Dès l’heure du départ du premier train pour Paris venue, l’un des deux frères C… alla me prendre un billet, pendant que le second demeurait avec moi. On me remit le billet, on me serra la main, et je gagnai le quai. Ayant aperçu un wagon où l’impériale était complètement libre, j’y montai et me plaçai du côté de la voie, de façon à échapper aux regards de la vermine policière, plus que jamais aux aguets. J’avais déplié le Journal officiel et, tout en paraissant le lire avec attention, j’observais les personnes allant et venant dans la gare.

Au moment où le train s’apprêtait à se mettre en marche, deux voyageurs arrivèrent et montèrent rapidement dans le wagon que j’occupais ; arrivés sur l’impériale, ils s’avancèrent vers le compartiment où je me trouvais et s’assirent en face de moi. Quelque peu inquiet de cet intempestif voisinage, et quoique paraissant me plonger dans la lecture de mon journal, je suivais des yeux les moindres mouvements de mes peu rassurants voisins, prêt à agir si la nécessité m’y obligeait.

Le train s’ébranle ; me voici en route pour Paris, qui, à ce moment, me paraissait se trouver au bout du monde.

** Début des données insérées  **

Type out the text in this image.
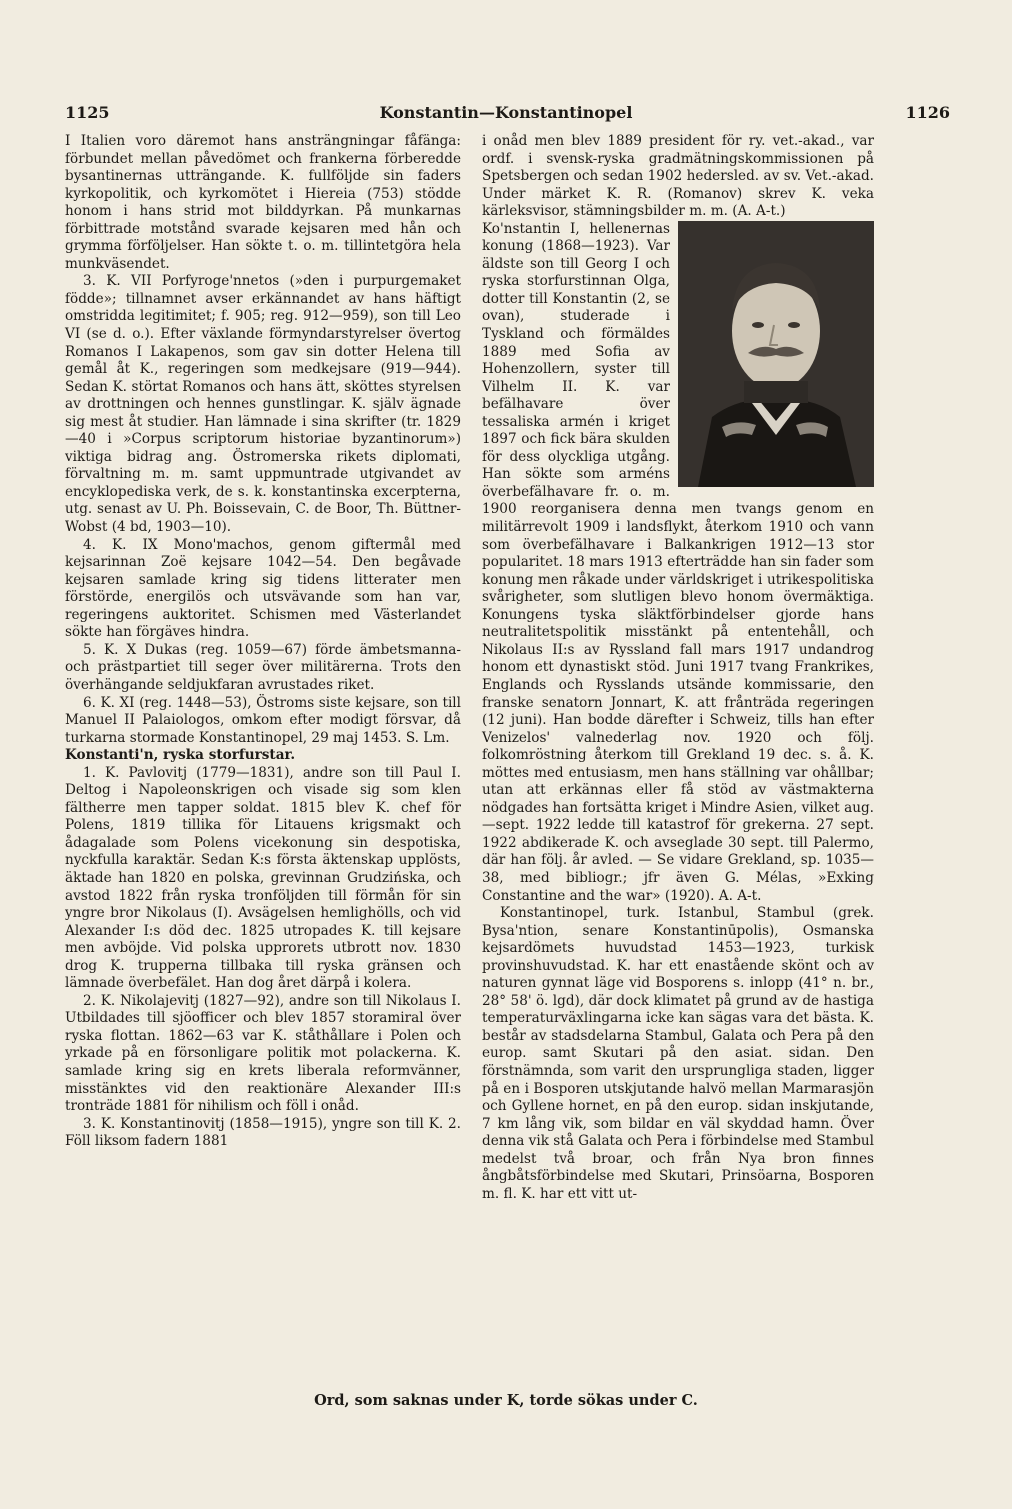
1125	Konstantin—Konstantinopel	1126

I Italien voro däremot hans ansträngningar fåfänga: förbundet mellan påvedömet och frankerna förberedde bysantinernas utträngande. K. fullföljde sin faders kyrkopolitik, och kyrkomötet i Hiereia (753) stödde honom i hans strid mot bilddyrkan. På munkarnas förbittrade motstånd svarade kejsaren med hån och grymma förföljelser. Han sökte t. o. m. tillintetgöra hela munkväsendet.

3. K. VII Porfyroge'nnetos (»den i purpurgemaket födde»; tillnamnet avser erkännandet av hans häftigt omstridda legitimitet; f. 905; reg. 912—959), son till Leo VI (se d. o.). Efter växlande förmyndarstyrelser övertog Romanos I Lakapenos, som gav sin dotter Helena till gemål åt K., regeringen som medkejsare (919—944). Sedan K. störtat Romanos och hans ätt, sköttes styrelsen av drottningen och hennes gunstlingar. K. själv ägnade sig mest åt studier. Han lämnade i sina skrifter (tr. 1829—40 i »Corpus scriptorum historiae byzantinorum») viktiga bidrag ang. Östromerska rikets diplomati, förvaltning m. m. samt uppmuntrade utgivandet av encyklopediska verk, de s. k. konstantinska excerpterna, utg. senast av U. Ph. Boissevain, C. de Boor, Th. Büttner-Wobst (4 bd, 1903—10).

4. K. IX Mono'machos, genom giftermål med kejsarinnan Zoë kejsare 1042—54. Den begåvade kejsaren samlade kring sig tidens litterater men förstörde, energilös och utsvävande som han var, regeringens auktoritet. Schismen med Västerlandet sökte han förgäves hindra.

5. K. X Dukas (reg. 1059—67) förde ämbetsmanna- och prästpartiet till seger över militärerna. Trots den överhängande seldjukfaran avrustades riket.

6. K. XI (reg. 1448—53), Östroms siste kejsare, son till Manuel II Palaiologos, omkom efter modigt försvar, då turkarna stormade Konstantinopel, 29 maj 1453. S. Lm.

Konstanti'n, ryska storfurstar.

1. K. Pavlovitj (1779—1831), andre son till Paul I. Deltog i Napoleonskrigen och visade sig som klen fältherre men tapper soldat. 1815 blev K. chef för Polens, 1819 tillika för Litauens krigsmakt och ådagalade som Polens vicekonung sin despotiska, nyckfulla karaktär. Sedan K:s första äktenskap upplösts, äktade han 1820 en polska, grevinnan Grudzińska, och avstod 1822 från ryska tronföljden till förmån för sin yngre bror Nikolaus (I). Avsägelsen hemlighölls, och vid Alexander I:s död dec. 1825 utropades K. till kejsare men avböjde. Vid polska upprorets utbrott nov. 1830 drog K. trupperna tillbaka till ryska gränsen och lämnade överbefälet. Han dog året därpå i kolera.

2. K. Nikolajevitj (1827—92), andre son till Nikolaus I. Utbildades till sjöofficer och blev 1857 storamiral över ryska flottan. 1862—63 var K. ståthållare i Polen och yrkade på en försonligare politik mot polackerna. K. samlade kring sig en krets liberala reformvänner, misstänktes vid den reaktionäre Alexander III:s tronträde 1881 för nihilism och föll i onåd.

3. K. Konstantinovitj (1858—1915), yngre son till K. 2. Föll liksom fadern 1881

i onåd men blev 1889 president för ry. vet.-akad., var ordf. i svensk-ryska gradmätningskommissionen på Spetsbergen och sedan 1902 hedersled. av sv. Vet.-akad. Under märket K. R. (Romanov) skrev K. veka kärleksvisor, stämningsbilder m. m. (A. A-t.)

Ko'nstantin I, hellenernas konung (1868—1923). Var äldste son till Georg I och ryska storfurstinnan Olga, dotter till Konstantin (2, se ovan), studerade i Tyskland och förmäldes 1889 med Sofia av Hohenzollern, syster till Vilhelm II. K. var befälhavare över tessaliska armén i kriget 1897 och fick bära skulden för dess olyckliga utgång. Han sökte som arméns överbefälhavare fr. o. m. 1900 reorganisera denna men tvangs genom en militärrevolt 1909 i landsflykt, återkom 1910 och vann som överbefälhavare i Balkankrigen 1912—13 stor popularitet. 18 mars 1913 efterträdde han sin fader som konung men råkade under världskriget i utrikespolitiska svårigheter, som slutligen blevo honom övermäktiga. Konungens tyska släktförbindelser gjorde hans neutralitetspolitik misstänkt på ententehåll, och Nikolaus II:s av Ryssland fall mars 1917 undandrog honom ett dynastiskt stöd. Juni 1917 tvang Frankrikes, Englands och Rysslands utsände kommissarie, den franske senatorn Jonnart, K. att frånträda regeringen (12 juni). Han bodde därefter i Schweiz, tills han efter Venizelos' valnederlag nov. 1920 och följ. folkomröstning återkom till Grekland 19 dec. s. å. K. möttes med entusiasm, men hans ställning var ohållbar; utan att erkännas eller få stöd av västmakterna nödgades han fortsätta kriget i Mindre Asien, vilket aug.—sept. 1922 ledde till katastrof för grekerna. 27 sept. 1922 abdikerade K. och avseglade 30 sept. till Palermo, där han följ. år avled. — Se vidare Grekland, sp. 1035—38, med bibliogr.; jfr även G. Mélas, »Exking Constantine and the war» (1920). A. A-t.

Konstantinopel, turk. Istanbul, Stambul (grek. Bysa'ntion, senare Konstantinūpolis), Osmanska kejsardömets huvudstad 1453—1923, turkisk provinshuvudstad. K. har ett enastående skönt och av naturen gynnat läge vid Bosporens s. inlopp (41° n. br., 28° 58' ö. lgd), där dock klimatet på grund av de hastiga temperaturväxlingarna icke kan sägas vara det bästa. K. består av stadsdelarna Stambul, Galata och Pera på den europ. samt Skutari på den asiat. sidan. Den förstnämnda, som varit den ursprungliga staden, ligger på en i Bosporen utskjutande halvö mellan Marmarasjön och Gyllene hornet, en på den europ. sidan inskjutande, 7 km lång vik, som bildar en väl skyddad hamn. Över denna vik stå Galata och Pera i förbindelse med Stambul medelst två broar, och från Nya bron finnes ångbåtsförbindelse med Skutari, Prinsöarna, Bosporen m. fl. K. har ett vitt ut-

Ord, som saknas under K, torde sökas under C.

La lenteur de la marche me désespérait ; à chaque gare se voyaient, encombrant les quais, gendarmes et sergents de ville, qui dévisageaient insolemment les voyageurs. Cependant, les trains se dirigeant vers Paris étaient moins surveillés que ceux allant sur Versailles, et je pus impunément passer à travers ces désagréables inspections.